Youth living on the edges of the Honduran capital of Tegucigalpa face dangers every day in their gang-infested neighborhoods. Their poverty is extreme, cruel gang killings take many of their friends each year, and hope is all but non-existent. If such a young person had an opportunity to emigrate to the United States, what might possibly tempt her to stay? In the case of one girl from Fuerzas Unidas, it was a Global Pearls scholarship allowing her to attend the 10th grade.

The youth of Honduras have an incredible longing to receive an education. They know it is imperative if they want to break free from the clutches of poverty and create opportunities for their futures. The appreciation they express for their high school scholarships is humbling.

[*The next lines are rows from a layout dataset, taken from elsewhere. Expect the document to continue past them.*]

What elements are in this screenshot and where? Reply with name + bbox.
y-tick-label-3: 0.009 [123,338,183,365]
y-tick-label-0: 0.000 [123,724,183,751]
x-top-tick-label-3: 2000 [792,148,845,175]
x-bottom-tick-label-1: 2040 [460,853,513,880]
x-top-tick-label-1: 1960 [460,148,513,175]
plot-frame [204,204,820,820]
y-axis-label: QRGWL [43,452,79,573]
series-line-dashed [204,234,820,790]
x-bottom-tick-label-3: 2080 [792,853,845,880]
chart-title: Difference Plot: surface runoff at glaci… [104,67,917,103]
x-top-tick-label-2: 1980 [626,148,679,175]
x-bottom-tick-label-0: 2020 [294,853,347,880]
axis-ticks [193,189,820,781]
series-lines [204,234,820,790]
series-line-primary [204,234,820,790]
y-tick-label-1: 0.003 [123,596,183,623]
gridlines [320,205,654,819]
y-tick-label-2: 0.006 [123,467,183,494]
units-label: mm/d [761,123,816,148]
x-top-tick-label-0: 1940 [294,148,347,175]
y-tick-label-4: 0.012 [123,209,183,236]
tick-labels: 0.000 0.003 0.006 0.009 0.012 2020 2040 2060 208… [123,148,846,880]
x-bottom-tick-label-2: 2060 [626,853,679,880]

The scholarships turn the impossible into the possible, but by no means make their lives easy. Scholarship recipients we visited in a remote village in Intibucá say they leave home at 2:00am, walk for four hours to the nearest bus stop, and spend 3 hours by bus to get to the nearest IHER center. They make this trip every week to attend their classes. Scholarship recipients we visited in a village of Lempira still study by candlelight since there is no electricity in their village. Almost all our students work full time on the family farm, or as carpenters, or as domestic servants, or… which is why they study on their own throughout the week and attend class only once each weekend. One student took us on a tour of the banana and palm oil plantations where she used to work. How do they do all this work, carry a full course load, and still sleep?

A key criteria for choosing scholarship recipients is their desire to use their educations to help others. We choose students who have a passionate desire to improve their communities, and we feed this passion by offering groups of scholarship students a chance to submit project proposals for funding. The projects are small, since our goal is education, not community development, but all the components are there for them to learn project management and leadership skills. I was blown away with the impact these projects had on the kids!

One young boy was so shy last year when I met him for the first time, he could barely speak. This year his project proposal was one of several chosen for funding (a caja rural – microloans which allow people in his community to develop small businesses). The self-confidence he developed leading his student group completely transformed him into a very confident, outspoken and animated young man! When I teased him that last year he was just a boy, and this year he had turned into a man (he is 14), he said it was the project that did it. Other students in the group agreed that the project had truly changed them, and it was so fun to see their enthusiasm!

Most of all, we want these projects to teach the students that they CAN make a difference. Based on the letters we received, we are doing just that!

Time and again we found that the real key to success for these kids wasn’t our scholarships or even their hard work, but someone – a parent, a teacher, a mentor from the community – that instilled the value of an education into their hearts and encouraged them along through all the hard times. One such mentor is a young man, Jose (not his real name), from La Paz.

Jose grew up without a father, so life was pretty hard not just for him, but for his mother also. After Jose graduated from the local primary school he needed to travel to reach a middle school which required bus fare. It was with great sacrifice that Jose’s mother supported him through the 7th grade, but, without a father to guide him, Jose chose his friends poorly, and under their bad influence he wasted his 7th grade year. That was the last support he received from his mother!

It was a harsh lesson for a 12-year-old, but sometimes poverty demands hard lessons. Eventually Jose put himself through middle and high school – working long hours to support himself and also pay the bus fees for his education. Even as a grown man it is hard for him to think about the suffering he endured, and he broke down in tears as he told us his story.

The pain he experienced trying to get an education without any support has made him very eager to help others. Now a young man (mid 20s?) he has been instrumental in helping the youth of his community establish an IHER center so they don’t have to travel long distances for school. He is helping them with ideas for project proposals that will have a positive impact on their community. He speaks to them about the importance of an education and motivates them to work hard and take advantage of the scholarships they’ve been given. Most of all, he tells them to never give up! He is determined, he tells them, to eventually put himself through the university. He doesn’t know how, but he won’t stop trying until he achieves his dream, and he tells them they, too, should never stop trying to find a way!

In time, I hope we can expand our scholarship program to support university scholarships. If we do, Jose is just the type of person we will choose!